«J. Edgar»: a nova perspectiva de Eastwood esquece-se de muito - TVI

«J. Edgar»: a nova perspectiva de Eastwood esquece-se de muito

Filme com Leonardo DiCaprio como fundador do F.B.I. chega às salas portuguesas

Em «J. Edgar», Hollywood revisita mais uma personagem incontornável da história dos Estados Unidos. Desta vez, Clint Eastwood não escolheu um presidente norte-americano, mas escolheu um homem que lidou com oito presidentes dos EUA. J. Edgar Hoover foi o fundador do F.B.I. como agência de combate à criminalidade em solo norte-americano e fê-lo com extrema competência; assim como pagou um preço por isso. O filme é Isto, numa nova perspectiva.

Hoover é visto como o responsável pelo mais famoso departamento policial do mundo, mas é também equiparado na respectiva proporção como um dos maiores «sacanas» que os EUA tiveram em lugares decisivos para a sua nação. E é comumente aceita que ele, nesta forma, chegou a ser «o homem mais poderoso» do país das «stars and stripes».

Estas característica «gerais» do carácter de Hoover e da sua vida fazem parte da história conhecida pela generalidade das pessoas, sejam elas norte-americanas ou de outra nacionalidade, mas minimamente interessadas. Quanto a isto, nada de novo. Clint Eastwood apresenta-o é numa perspectiva dupla: na sua forma humana, além da desumana, mesmo que as duas acabem por fundir-se.

Para este «J. Edgar», o realizador octogenário escolheu Leonardo DiCaprio. Encontrar um actor que encaixasse num papel que vai dos vintes aos setentas era complicado. DiCaprio acaba por se revelar uma boa aposta. Não deslumbra. Mas cumpre a tarefa. É um pouco como o filme. Bem suportado por Armie Hammer e Judy Dench (Naomi Watts merece sempre mais para o talento que tem), os ingredientes para ter apreciação positiva estão lá. Mas faltam temperos para que o gosto perdure e não se desvaneça com facilidade.

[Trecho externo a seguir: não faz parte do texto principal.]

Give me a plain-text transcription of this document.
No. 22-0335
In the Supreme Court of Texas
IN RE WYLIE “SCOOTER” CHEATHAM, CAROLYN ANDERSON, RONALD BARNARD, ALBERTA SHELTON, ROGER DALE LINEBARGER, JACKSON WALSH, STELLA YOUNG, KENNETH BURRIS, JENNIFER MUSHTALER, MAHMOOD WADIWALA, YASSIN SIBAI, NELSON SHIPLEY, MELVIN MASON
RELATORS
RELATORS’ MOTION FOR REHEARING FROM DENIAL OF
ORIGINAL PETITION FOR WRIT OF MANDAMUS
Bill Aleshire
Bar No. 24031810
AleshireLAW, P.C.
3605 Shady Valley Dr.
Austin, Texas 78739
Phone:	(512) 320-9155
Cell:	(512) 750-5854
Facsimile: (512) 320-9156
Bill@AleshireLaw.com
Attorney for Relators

«J. Edgar» acaba por ser um filme de um homem que foi quem foi, mas que podia ser outra personagem qualquer, de ficção, por exemplo. A força para marcar o que se vê, num ano de cinema por exemplo, falta ¿ e este tipo de filmes são ideais para isso. O trabalho de Eastwood sobre Hoover podia seguramente ter mais uma hora, porque se a perspectiva não é a puramente histórica, a figura em questão obriga a mais pormenores, mais enquadramento, em suma, a mais factos; pois a maior parte das pessoas não intuirá automaticamente todo o quadro histórico envolvente de muitos momentos em particular ¿ independentemente da nacionalidade dos espectadores, norte-americanos incluídos.

No fundo, está-se a fazer um filme sobre uma figura histórica, mesmo que a sua forma humana seja a dominante. E, já se disse, essa fora humana é indissociável da forma desumana com que Hoover faz parte da história. E era melhor haver mais desta.

Clint Eastwood foi económico no enquadramento indispensável para mostrar o J. Edgar Hoover que revela dependente da mãe, bissexual e dependente dos muito poucos que escolheu para terem a sua confiança, o implacável que tudo o que fazia estava desprovido de emoções e não era decidido sem ter as consequências previamente equacionadas. O realizador explora como era este homem na sua vida pessoal mostrando também como resultava naquilo que dele se conhece. Mas esta última parte fica aquém. A figura está perfeitamente lá, mas como que pairando acima de uma realidade que não é suficientemente bem exposta.

Eastwood «não enganou» ninguém, não obstante. O filme que chega esta quinta-feira às salas de cinema portuguesas foi deliberadamente chamado «J. Edgar» e não outra coisa qualquer com «Hoover» no título. O resultado é que também deixa a ideia de que podia ser algo mais. Pois não chegou ele a ser o homem mais poderoso dos Estados Unidos que exerceu o seu mandato ao lado de oito presidentes? Sim, já se sabe. Como? Fica-se pela rama.